Édouard Garand (17p. 16-17).

CHAPITRE X

LA CLOCHE QUI TINTE


Ce n’est pas notre intention de suivre pas à pas, pour ainsi dire, nos aventuriers. Le voyage se faisait agréablement et lentement. De Québec à Montréal, la distance fut parcourue en douze jours, car on s’arrêtait aux endroits pittoresques, sur le bord du majestueux fleuve Saint-Laurent, du lac Saint-Pierre, etc., et on y passait quelques heures, voire même, une journée entière parfois.

Henri Fauvet ne regrettait pas d’avoir cédé au caprice de Marcelle ; c’est qu’on voyageait en prince, dans le Castel-Roulant. Dolorès chantait le jour entier, tant elle était heureuse. Quant à Marcelle, c’était la réalisation de son plus beau rêve ; c’est tout dire, n’est-ce pas ? Rose, Mme  Emmanuel, V. P. et Cyp s’étaient vite faits à cette vie de saltimbanques, et ils s’acquittaient de leur service à bord du Castel-Roulant, comme s’ils eussent été au Nid.

Les chevaux, Stella et Phébée n’avaient pas l’air d’être du tout fatigués ; s’ils eussent pu parler, peut-être auraient-ils exprimé leur satisfaction de ce voyage. Quant à Mousse, si on pouvait en juger par ses aboiements joyeux, ça lui allait très bien ce genre de vie.

Il y avait plus d’un mois qu’on cheminait ainsi, quand on arriva à la maison de Febro. Contrairement à ce qu’avait pensé Henri Fauvet, la maison « tenait encore debout » ; même, elle avait été réparée, tout dernièrement. Seulement, elle était inhabitée. À travers les vitres des fenêtres, on put voir que les meubles avaient été enlevés, lors du départ de Cyril Florentin, probablement.

Henri Fauvet montra à Marcelle la salle où elle était née, la cuisine, etc. On passa toute la journée et toute la nuit sur le terrain, soupant sous le saule pleureur, et n’abandonnant les alentours que le lendemain, dans la matinée.

Marcelle vit, aussi, le pont, près duquel Henri Fauvet avait rencontré Ondine, pour la première fois, et même, on soupa en cet endroit.

— Désires-tu continuer plus au nord, Marcelle ? demanda Henri à sa fille.

— Non, père. Retournons sur nos pas. J’aimerais que nous campions, pendant une semaine ou deux, à cet endroit pittoresque entre tous, sur les bords de cette petite rivière… vous savez ?… Là-bas, en pleine forêt ?

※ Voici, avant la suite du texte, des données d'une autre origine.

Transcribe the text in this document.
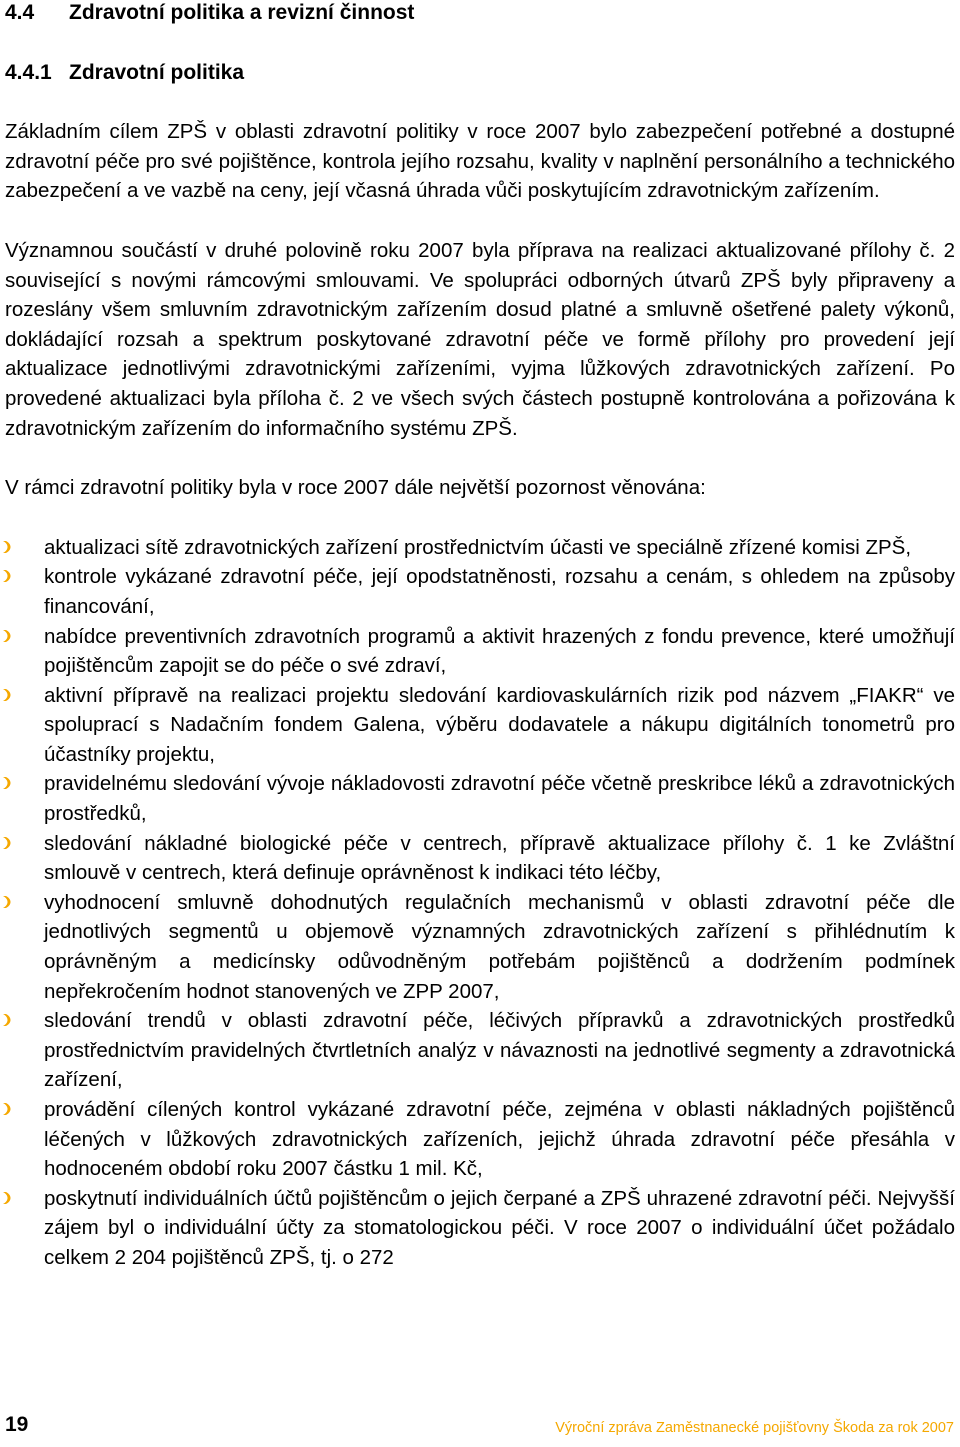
4.4 Zdravotní politika a revizní činnost
4.4.1 Zdravotní politika

Základním cílem ZPŠ v oblasti zdravotní politiky v roce 2007 bylo zabezpečení potřebné a dostupné zdravotní péče pro své pojištěnce, kontrola jejího rozsahu, kvality v naplnění personálního a technického zabezpečení a ve vazbě na ceny, její včasná úhrada vůči poskytujícím zdravotnickým zařízením.

Významnou součástí v druhé polovině roku 2007 byla příprava na realizaci aktualizované přílohy č. 2 související s novými rámcovými smlouvami. Ve spolupráci odborných útvarů ZPŠ byly připraveny a rozeslány všem smluvním zdravotnickým zařízením dosud platné a smluvně ošetřené palety výkonů, dokládající rozsah a spektrum poskytované zdravotní péče ve formě přílohy pro provedení její aktualizace jednotlivými zdravotnickými zařízeními, vyjma lůžkových zdravotnických zařízení. Po provedené aktualizaci byla příloha č. 2 ve všech svých částech postupně kontrolována a pořizována k zdravotnickým zařízením do informačního systému ZPŠ.

V rámci zdravotní politiky byla v roce 2007 dále největší pozornost věnována:

aktualizaci sítě zdravotnických zařízení prostřednictvím účasti ve speciálně zřízené komisi ZPŠ,
kontrole vykázané zdravotní péče, její opodstatněnosti, rozsahu a cenám, s ohledem na způsoby financování,
nabídce preventivních zdravotních programů a aktivit hrazených z fondu prevence, které umožňují pojištěncům zapojit se do péče o své zdraví,
aktivní přípravě na realizaci projektu sledování kardiovaskulárních rizik pod názvem „FIAKR“ ve spoluprací s Nadačním fondem Galena, výběru dodavatele a nákupu digitálních tonometrů pro účastníky projektu,
pravidelnému sledování vývoje nákladovosti zdravotní péče včetně preskribce léků a zdravotnických prostředků,
sledování nákladné biologické péče v centrech, přípravě aktualizace přílohy č. 1 ke Zvláštní smlouvě v centrech, která definuje oprávněnost k indikaci této léčby,
vyhodnocení smluvně dohodnutých regulačních mechanismů v oblasti zdravotní péče dle jednotlivých segmentů u objemově významných zdravotnických zařízení s přihlédnutím k oprávněným a medicínsky odůvodněným potřebám pojištěnců a dodržením podmínek nepřekročením hodnot stanovených ve ZPP 2007,
sledování trendů v oblasti zdravotní péče, léčivých přípravků a zdravotnických prostředků prostřednictvím pravidelných čtvrtletních analýz v návaznosti na jednotlivé segmenty a zdravotnická zařízení,
provádění cílených kontrol vykázané zdravotní péče, zejména v oblasti nákladných pojištěnců léčených v lůžkových zdravotnických zařízeních, jejichž úhrada zdravotní péče přesáhla v hodnoceném období roku 2007 částku 1 mil. Kč,
poskytnutí individuálních účtů pojištěncům o jejich čerpané a ZPŠ uhrazené zdravotní péči. Nejvyšší zájem byl o individuální účty za stomatologickou péči. V roce 2007 o individuální účet požádalo celkem 2 204 pojištěnců ZPŠ, tj. o 272
19	Výroční zpráva Zaměstnanecké pojišťovny Škoda za rok 2007
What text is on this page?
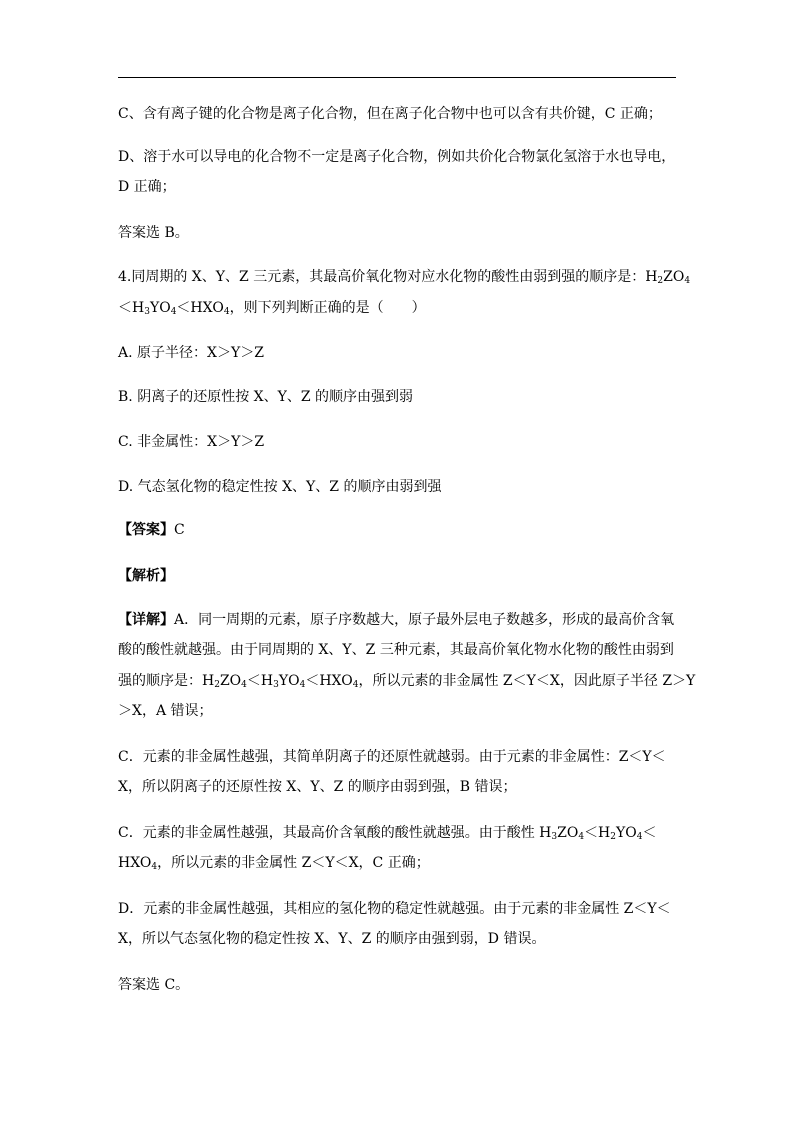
C、含有离子键的化合物是离子化合物，但在离子化合物中也可以含有共价键，C 正确；
D、溶于水可以导电的化合物不一定是离子化合物，例如共价化合物氯化氢溶于水也导电，
D 正确；
答案选 B。
4.同周期的 X、Y、Z 三元素，其最高价氧化物对应水化物的酸性由弱到强的顺序是：$H_2ZO_4$
$<H_3YO_4<HXO_4$，则下列判断正确的是（　　）
A. 原子半径：X＞Y＞Z
B. 阴离子的还原性按 X、Y、Z 的顺序由强到弱
C. 非金属性：X＞Y＞Z
D. 气态氢化物的稳定性按 X、Y、Z 的顺序由弱到强
【答案】C
【解析】
【详解】A．同一周期的元素，原子序数越大，原子最外层电子数越多，形成的最高价含氧
酸的酸性就越强。由于同周期的 X、Y、Z 三种元素，其最高价氧化物水化物的酸性由弱到
强的顺序是：$H_2ZO_4<H_3YO_4<HXO_4$，所以元素的非金属性 Z＜Y＜X，因此原子半径 Z＞Y
＞X，A 错误；
C．元素的非金属性越强，其简单阴离子的还原性就越弱。由于元素的非金属性：Z＜Y＜
X，所以阴离子的还原性按 X、Y、Z 的顺序由弱到强，B 错误；
C．元素的非金属性越强，其最高价含氧酸的酸性就越强。由于酸性 $H_3ZO_4<H_2YO_4<$
$HXO_4$，所以元素的非金属性 Z＜Y＜X，C 正确；
D．元素的非金属性越强，其相应的氢化物的稳定性就越强。由于元素的非金属性 Z＜Y＜
X，所以气态氢化物的稳定性按 X、Y、Z 的顺序由强到弱，D 错误。
答案选 C。
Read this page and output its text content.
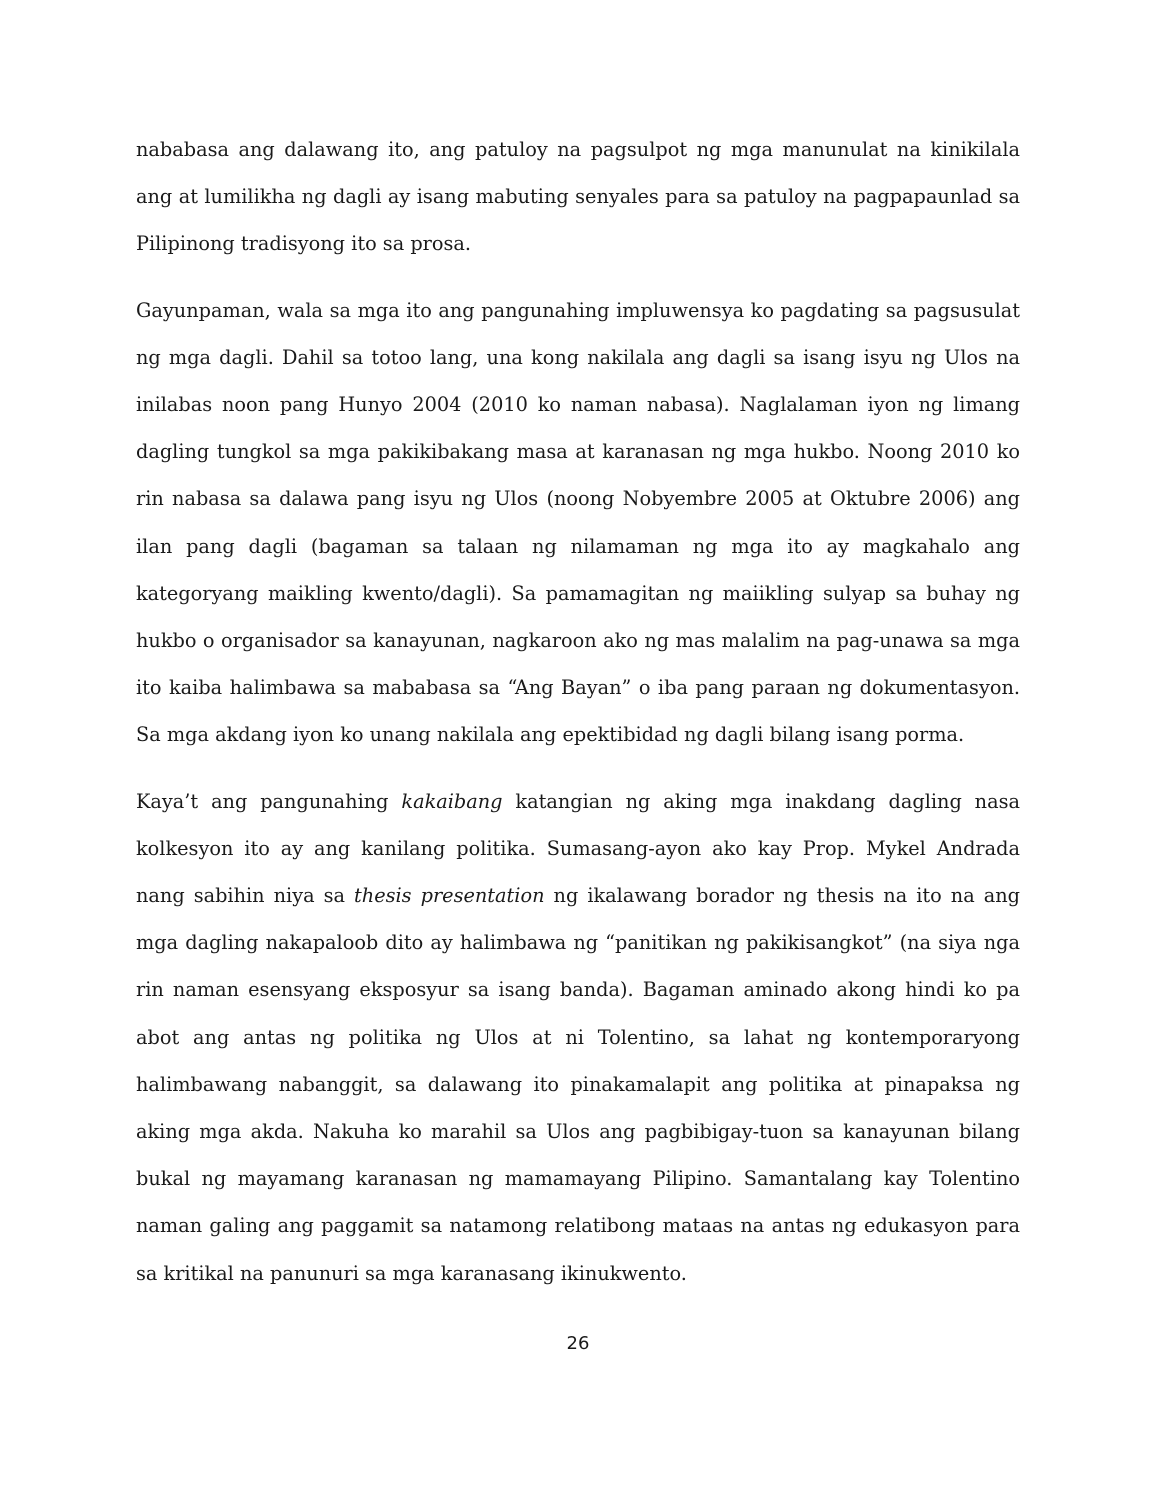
nababasa ang dalawang ito, ang patuloy na pagsulpot ng mga manunulat na kinikilala ang at lumilikha ng dagli ay isang mabuting senyales para sa patuloy na pagpapaunlad sa Pilipinong tradisyong ito sa prosa.

Gayunpaman, wala sa mga ito ang pangunahing impluwensya ko pagdating sa pagsusulat ng mga dagli. Dahil sa totoo lang, una kong nakilala ang dagli sa isang isyu ng Ulos na inilabas noon pang Hunyo 2004 (2010 ko naman nabasa). Naglalaman iyon ng limang dagling tungkol sa mga pakikibakang masa at karanasan ng mga hukbo. Noong 2010 ko rin nabasa sa dalawa pang isyu ng Ulos (noong Nobyembre 2005 at Oktubre 2006) ang ilan pang dagli (bagaman sa talaan ng nilamaman ng mga ito ay magkahalo ang kategoryang maikling kwento/dagli). Sa pamamagitan ng maiikling sulyap sa buhay ng hukbo o organisador sa kanayunan, nagkaroon ako ng mas malalim na pag-unawa sa mga ito kaiba halimbawa sa mababasa sa “Ang Bayan” o iba pang paraan ng dokumentasyon. Sa mga akdang iyon ko unang nakilala ang epektibidad ng dagli bilang isang porma.

Kaya’t ang pangunahing kakaibang katangian ng aking mga inakdang dagling nasa kolkesyon ito ay ang kanilang politika. Sumasang-ayon ako kay Prop. Mykel Andrada nang sabihin niya sa thesis presentation ng ikalawang borador ng thesis na ito na ang mga dagling nakapaloob dito ay halimbawa ng “panitikan ng pakikisangkot” (na siya nga rin naman esensyang eksposyur sa isang banda). Bagaman aminado akong hindi ko pa abot ang antas ng politika ng Ulos at ni Tolentino, sa lahat ng kontemporaryong halimbawang nabanggit, sa dalawang ito pinakamalapit ang politika at pinapaksa ng aking mga akda. Nakuha ko marahil sa Ulos ang pagbibigay-tuon sa kanayunan bilang bukal ng mayamang karanasan ng mamamayang Pilipino. Samantalang kay Tolentino naman galing ang paggamit sa natamong relatibong mataas na antas ng edukasyon para sa kritikal na panunuri sa mga karanasang ikinukwento.

26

— Oui, je sais, Marcelle ! Tu as beaucoup admiré cet endroit, et nous y camperons sûrement. En route, alors !

— En route !

Quand on eut atteint l’endroit désiré, on prit des mesures pour y passer plusieurs jours.

— Père, dit Marcelle, cette belle rivière, sur les bords de laquelle nous sommes, je ne sais si elle a un nom ?

— Je ne sais pas, ma chérie.

— Moi, j’aimerais à lui donner un nom… « La Rivière des Songes » ; voulez-vous, nous la désignerons ainsi ?

— C’est entendu, répondit Henri Fauvet, en souriant. En ce moment, nous campons au bord de la Rivière des Songes. T’en souviendra-tu, Dolorès ?

— Oh ! oui, M. Fauvet, je m’en souviendrai, répondit Dolorès.

L’endroit où l’on s’installa était très pittoresque, très sauvage : ce n’étaient que rochers, affectant les formes les plus variées, au pied desquels ondulait doucement la Rivière des Songes. Comme on allait y passer un certain temps, on dressa une tente, à côté du Castel-Roulant ; cette tente serait réservée à Henri Fauvet, V. P. et Cyp, la voiture restant à Marcelle, Dolorès et les deux servantes.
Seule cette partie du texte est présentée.